Wireless Logic certainly seems to have the breadth of reach demanded by global companies. It claims to have more than 7 million active IoT SIM subscribers across 165 countries, with collaborative partnerships that provide connectivity to more than 750 global networks.
It also has the backing of Montagu Private Equity to support the aforementioned deep pockets and enable continued growth, with the investment firm having over €8 billion in assets under its management.
Telcos for a long-time have been calling for a “level playing field” when it comes to regulatory regimes that cover communications and content.
They aren’t happy that rules applying to them in relation to service availability, pricing and competition, for instance, aren’t always applied to “big-tech” companies like Amazon, Google, Microsoft, Facebook, Apple and others.
Big-tech has increasingly taken market share from telcos in data communications and its bandwidth-heavy over-the-top content is piggy-backing on the networks that telcos/communication service providers have built at great cost.
Not only that, big-tech is able to scrape the bulk of customer data that goes over those networks, almost unhindered, to help these companies grow even bigger.

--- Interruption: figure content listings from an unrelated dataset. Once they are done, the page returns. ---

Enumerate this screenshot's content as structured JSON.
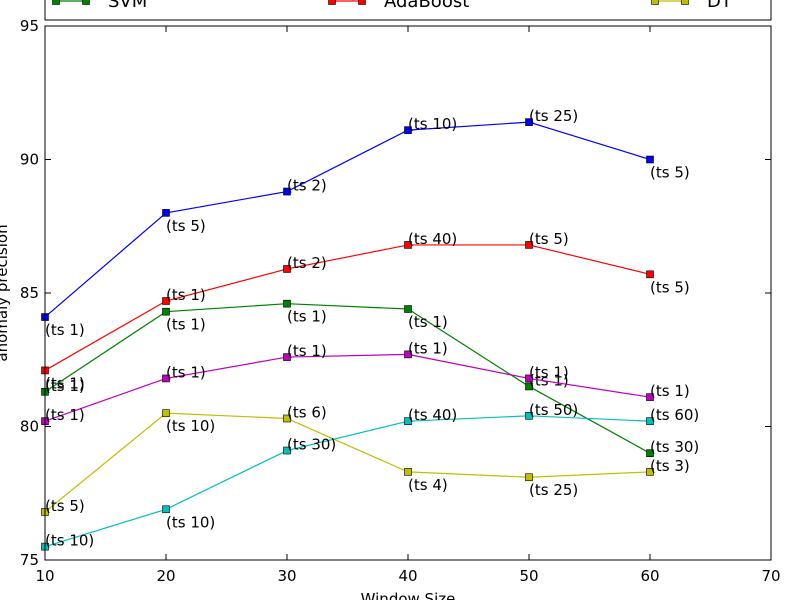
{
  "chart_data": {
    "type": "line",
    "xlabel": "Window Size",
    "ylabel": "anomaly precision",
    "xlim": [
      10,
      70
    ],
    "ylim": [
      75,
      95
    ],
    "xticks": [
      10,
      20,
      30,
      40,
      50,
      60,
      70
    ],
    "yticks": [
      75,
      80,
      85,
      90,
      95
    ],
    "grid": false,
    "legend_position": "top",
    "legend_order": [
      "SVM",
      "AdaBoost",
      "DT"
    ],
    "x": [
      10,
      20,
      30,
      40,
      50,
      60
    ],
    "series": [
      {
        "name": "",
        "color": "#0000ff",
        "marker_fill": "#0000ff",
        "values": [
          84.1,
          88.0,
          88.8,
          91.1,
          91.4,
          90.0
        ],
        "labels": [
          "(ts 1)",
          "(ts 5)",
          "(ts 2)",
          "(ts 10)",
          "(ts 25)",
          "(ts 5)"
        ],
        "label_pos": [
          "below",
          "below",
          "above",
          "above",
          "above",
          "below"
        ]
      },
      {
        "name": "AdaBoost",
        "color": "#ff0000",
        "marker_fill": "#ff0000",
        "values": [
          82.1,
          84.7,
          85.9,
          86.8,
          86.8,
          85.7
        ],
        "labels": [
          "(ts 1)",
          "(ts 1)",
          "(ts 2)",
          "(ts 40)",
          "(ts 5)",
          "(ts 5)"
        ],
        "label_pos": [
          "below",
          "above",
          "above",
          "above",
          "above",
          "below"
        ]
      },
      {
        "name": "SVM",
        "color": "#008000",
        "marker_fill": "#008000",
        "values": [
          81.3,
          84.3,
          84.6,
          84.4,
          81.5,
          79.0
        ],
        "labels": [
          "(ts 1)",
          "(ts 1)",
          "(ts 1)",
          "(ts 1)",
          "(ts 1)",
          "(ts 30)"
        ],
        "label_pos": [
          "above",
          "below",
          "below",
          "below",
          "above",
          "above"
        ]
      },
      {
        "name": "",
        "color": "#bf00bf",
        "marker_fill": "#bf00bf",
        "values": [
          80.2,
          81.8,
          82.6,
          82.7,
          81.8,
          81.1
        ],
        "labels": [
          "(ts 1)",
          "(ts 1)",
          "(ts 1)",
          "(ts 1)",
          "(ts 1)",
          "(ts 1)"
        ],
        "label_pos": [
          "above",
          "above",
          "above",
          "above",
          "above",
          "above"
        ]
      },
      {
        "name": "DT",
        "color": "#bfbf00",
        "marker_fill": "#bfbf00",
        "values": [
          76.8,
          80.5,
          80.3,
          78.3,
          78.1,
          78.3
        ],
        "labels": [
          "(ts 5)",
          "(ts 10)",
          "(ts 6)",
          "(ts 4)",
          "(ts 25)",
          "(ts 3)"
        ],
        "label_pos": [
          "above",
          "below",
          "above",
          "below",
          "below",
          "above"
        ]
      },
      {
        "name": "",
        "color": "#00bfbf",
        "marker_fill": "#00bfbf",
        "values": [
          75.5,
          76.9,
          79.1,
          80.2,
          80.4,
          80.2
        ],
        "labels": [
          "(ts 10)",
          "(ts 10)",
          "(ts 30)",
          "(ts 40)",
          "(ts 50)",
          "(ts 60)"
        ],
        "label_pos": [
          "above",
          "below",
          "above",
          "above",
          "above",
          "above"
        ]
      }
    ]
  }
}
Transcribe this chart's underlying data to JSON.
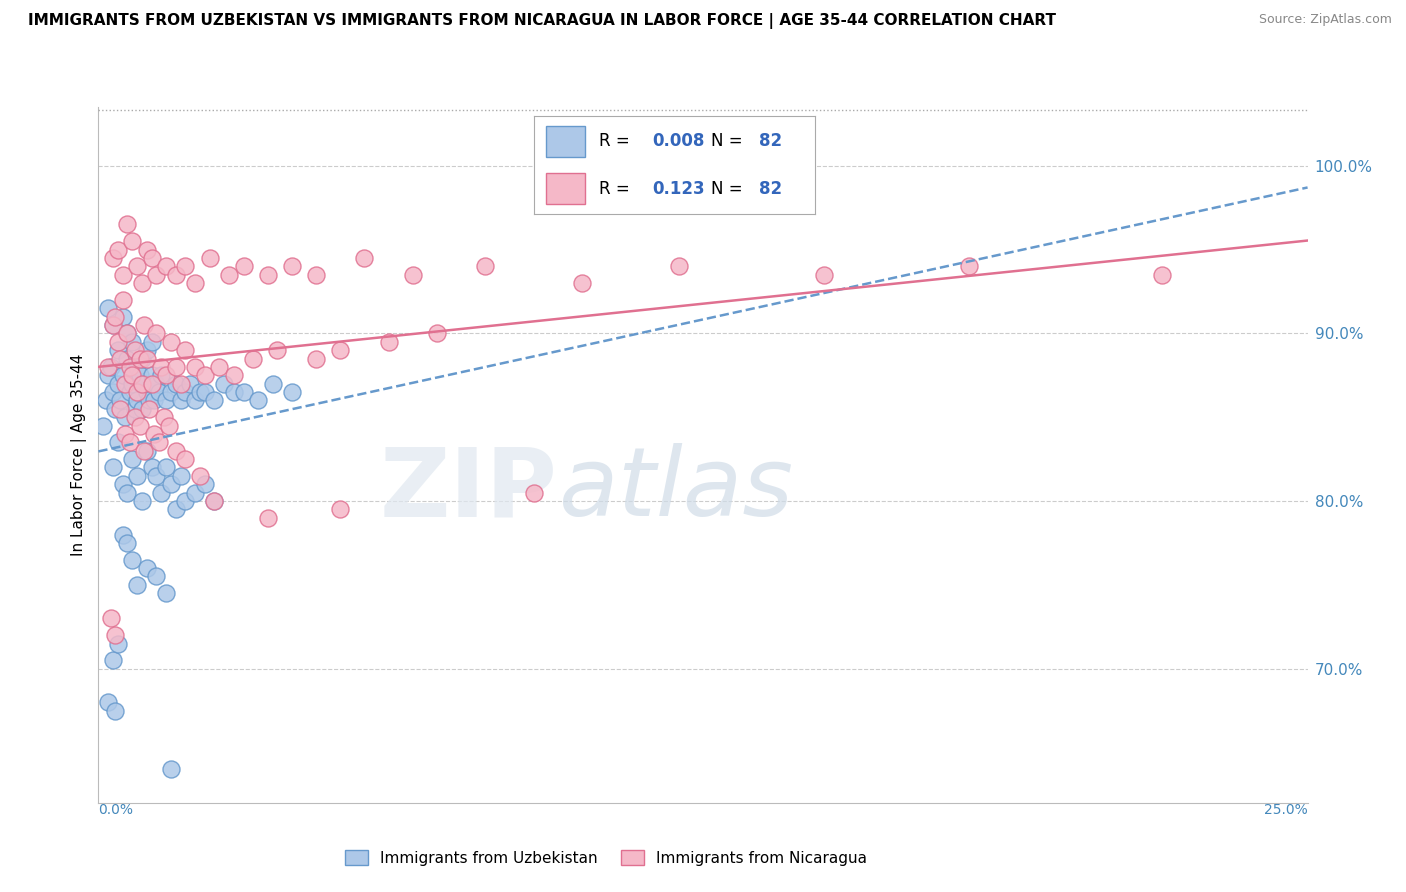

Big-tech has also been accused of possessing undue political power and technical hegemony in many markets through buying up multiple start-ups that could potentially create competition.
US president Joe Biden has now threatened in an executive order to “vigorously” enforce anti-trust laws, which many believe big-tech has unfairly avoided despite holding massive market power.
The US Department of Justice (DOJ) and the Federal Trade Commission (FTC) are now expected to do the president’s bidding on anti-trust matters in a meaningful way. Already, it looks like the FTC will be taking a very close look at Amazon’s proposed takeover of MGM for $8.45 billion (€7.16 billion).
Biden recently appointed a lawyer, Lina Khan as chair of the FTC. Because Khan has previously criticised the way big-tech has operated, both Amazon and Facebook have already formerly requested that she does not have any involvement in FTC cases looking into the way they operate or have operated in the past.
If every judge or legislator was excluded from doing their job as a result of opinions they expressed before being appointed, we wouldn’t have a legal process. Their ultimate decisions have to be backed by the law and sometimes legal precedent.
Biden should tell Facebook and Amazon where to go. There were once a couple of all-powerful US companies called Standard Oil and Bell System … before they were broken up by the US government.
The author is Antony Savvas, a global freelance business technology journalist.